There is a very important lesson professor Asche learned as a blue belt student while training under Master John Machado and as a black belt professor under Roberto ‘Gordo’ that still holds strong in his teaching today. Is the fact that your training is only as good as you make it. That rule holds true to both Professor and student alike. If you teach class, no matter what the surrounding circumstances of life are holding (good or bad) and give 100% of yourself the results of successful comprehension greatly outweigh those of failure. As a student, no matter where you are or who you are training with in class, even if you are training solo it can still be an outstanding class. What does this come down to? Your attitude and willingness to succeed in Jiu-Jitsu. This same attitude you build and re-enforce with your training habits also transfers into everyday life off of the mats. Soon you will find that there are many opportunities to create good experiences out of any and every situation you find yourself in. 

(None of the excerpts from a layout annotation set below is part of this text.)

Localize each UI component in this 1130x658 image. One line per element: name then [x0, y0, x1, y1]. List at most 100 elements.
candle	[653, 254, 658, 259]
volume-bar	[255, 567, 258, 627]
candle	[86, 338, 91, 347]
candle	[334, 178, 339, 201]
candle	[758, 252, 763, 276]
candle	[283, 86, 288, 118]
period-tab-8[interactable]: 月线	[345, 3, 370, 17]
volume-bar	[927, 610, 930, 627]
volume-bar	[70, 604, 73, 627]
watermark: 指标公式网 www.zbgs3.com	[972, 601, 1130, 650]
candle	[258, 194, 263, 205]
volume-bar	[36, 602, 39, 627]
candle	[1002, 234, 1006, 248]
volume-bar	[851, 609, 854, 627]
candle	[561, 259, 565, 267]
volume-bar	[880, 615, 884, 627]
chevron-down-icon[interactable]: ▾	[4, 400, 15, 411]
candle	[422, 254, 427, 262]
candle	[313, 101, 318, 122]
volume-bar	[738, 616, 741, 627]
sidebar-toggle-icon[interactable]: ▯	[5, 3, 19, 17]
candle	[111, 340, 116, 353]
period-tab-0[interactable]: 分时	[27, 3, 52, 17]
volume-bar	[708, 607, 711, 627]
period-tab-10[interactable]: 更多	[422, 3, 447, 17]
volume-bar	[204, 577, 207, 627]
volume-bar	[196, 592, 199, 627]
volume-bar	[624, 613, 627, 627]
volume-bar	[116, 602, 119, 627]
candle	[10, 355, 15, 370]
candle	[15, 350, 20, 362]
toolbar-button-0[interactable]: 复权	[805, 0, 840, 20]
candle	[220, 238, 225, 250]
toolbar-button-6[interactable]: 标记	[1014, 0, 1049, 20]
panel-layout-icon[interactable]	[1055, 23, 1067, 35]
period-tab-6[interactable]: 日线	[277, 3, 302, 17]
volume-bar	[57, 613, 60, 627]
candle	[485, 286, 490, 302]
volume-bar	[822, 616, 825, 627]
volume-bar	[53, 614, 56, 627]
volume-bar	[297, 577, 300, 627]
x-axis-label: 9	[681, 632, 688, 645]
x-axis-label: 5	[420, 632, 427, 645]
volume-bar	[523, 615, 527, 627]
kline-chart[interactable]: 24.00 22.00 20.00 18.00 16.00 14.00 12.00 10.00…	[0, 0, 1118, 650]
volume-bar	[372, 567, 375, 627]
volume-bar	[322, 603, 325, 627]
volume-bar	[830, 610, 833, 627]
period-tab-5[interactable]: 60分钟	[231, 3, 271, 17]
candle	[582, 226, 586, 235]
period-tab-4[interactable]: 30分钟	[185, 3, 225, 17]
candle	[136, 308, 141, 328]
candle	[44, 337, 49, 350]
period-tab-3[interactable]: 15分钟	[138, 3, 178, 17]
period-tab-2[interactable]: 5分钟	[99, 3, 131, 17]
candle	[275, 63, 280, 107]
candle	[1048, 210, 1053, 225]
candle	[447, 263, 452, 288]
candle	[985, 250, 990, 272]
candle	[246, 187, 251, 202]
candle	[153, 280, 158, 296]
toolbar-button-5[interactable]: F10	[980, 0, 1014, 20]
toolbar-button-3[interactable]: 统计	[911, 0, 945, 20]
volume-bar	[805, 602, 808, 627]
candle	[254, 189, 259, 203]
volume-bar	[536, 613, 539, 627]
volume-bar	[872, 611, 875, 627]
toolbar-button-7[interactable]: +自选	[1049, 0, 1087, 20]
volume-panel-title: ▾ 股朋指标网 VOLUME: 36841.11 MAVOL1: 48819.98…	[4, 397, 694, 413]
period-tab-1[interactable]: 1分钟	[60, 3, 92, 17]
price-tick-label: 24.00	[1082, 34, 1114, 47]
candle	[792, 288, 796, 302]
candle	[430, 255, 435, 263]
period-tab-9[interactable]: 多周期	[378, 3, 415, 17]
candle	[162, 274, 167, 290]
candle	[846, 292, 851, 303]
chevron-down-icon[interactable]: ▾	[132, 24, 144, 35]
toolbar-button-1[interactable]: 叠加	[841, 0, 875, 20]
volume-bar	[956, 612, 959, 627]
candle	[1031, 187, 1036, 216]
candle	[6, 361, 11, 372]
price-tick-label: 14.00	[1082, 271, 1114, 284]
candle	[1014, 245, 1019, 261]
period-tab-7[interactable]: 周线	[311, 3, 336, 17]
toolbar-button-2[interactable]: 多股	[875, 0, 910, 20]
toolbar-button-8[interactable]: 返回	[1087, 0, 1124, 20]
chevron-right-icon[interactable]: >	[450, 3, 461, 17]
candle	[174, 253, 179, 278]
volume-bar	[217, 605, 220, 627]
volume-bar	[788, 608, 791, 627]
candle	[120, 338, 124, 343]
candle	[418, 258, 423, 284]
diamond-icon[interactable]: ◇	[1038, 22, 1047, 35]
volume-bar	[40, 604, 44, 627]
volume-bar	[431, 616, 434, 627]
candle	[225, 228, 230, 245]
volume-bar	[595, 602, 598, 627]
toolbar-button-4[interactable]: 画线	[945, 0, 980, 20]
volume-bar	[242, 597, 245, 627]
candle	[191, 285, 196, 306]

What exactly do we mean about training ‘only being as good as we make it’? Regardless of whether you are a purple belt competitor training with a blue belt hobbyist, brand new white belt learning the moves or a black belt training with your own students you can still walk away from any training situation better than you started. No matter if your training partners are beginner, intermediate or advanced skill levels, you can with out a doubt get great training out of every session. 

In regards to a class with training partners the functionality and success of your personal training comes down to open-mindedness and willingness to make the most of each situation, every minute you are on the mat training. Commit to giving your all to everything you do. The only person you cheat by being sloppy, not doing all of your reps in drilling, stopping before you are finished, missing warm-ups or talking while others are training is yourself. And that last reference to ‘cheating yourself’ is even more applicable to those who have aspirations of becoming a champion competitor and applies to everyone who trains. Remember, from the moment class begins to the minute it ends you are in charge of making the most out of that session.

Ask yourself: If you have already committed your time to any activity, in this case Jiu-Jitsu why would you not be willing to apply yourself whole heartedly by doing your own personal best every time you do that activity? The decision to learn and become proficient at Jiu-Jitsu has already been made. Now it is time to apply yourself through effort in order to achieve what you set out to do. 

Worried about not having partners who are experienced enough to give you good training? You are making excuses for yourself to fail. There are a number of Jiu-Jitsu world champions who trained themselves at their own academies, with their own students (Roger Gracie and Rafael Lovato JR. to name a couple) and took home gold medals from the most prestigious championships in the world. Instead of making yourself excuses to fail, make excuses to do the necessary work that leads you to success. Make yourself excuses to succeed in obtaining the objectives you have set forth! 

How can you make those rounds count with a less experienced training partner? Put yourself in positions that are challenging to you to recover from, set and only allow yourself to work specific techniques, transitions or submission from very specific set-ups or positions. 

When we are talking about training by yourself, practice each and every movement to the best of your ability. Challenge yourself to be sharper, more proficient and use better economy of motion every time you execute a movement or drill. The refinement of core movements will provide you with better transitions, faster reactions and a better overall understanding of Jiu-Jitsu. If you are serious about Jiu-Jitsu and consistently improving your ability as a martial artist, it is up to no one else except you to make yourself better.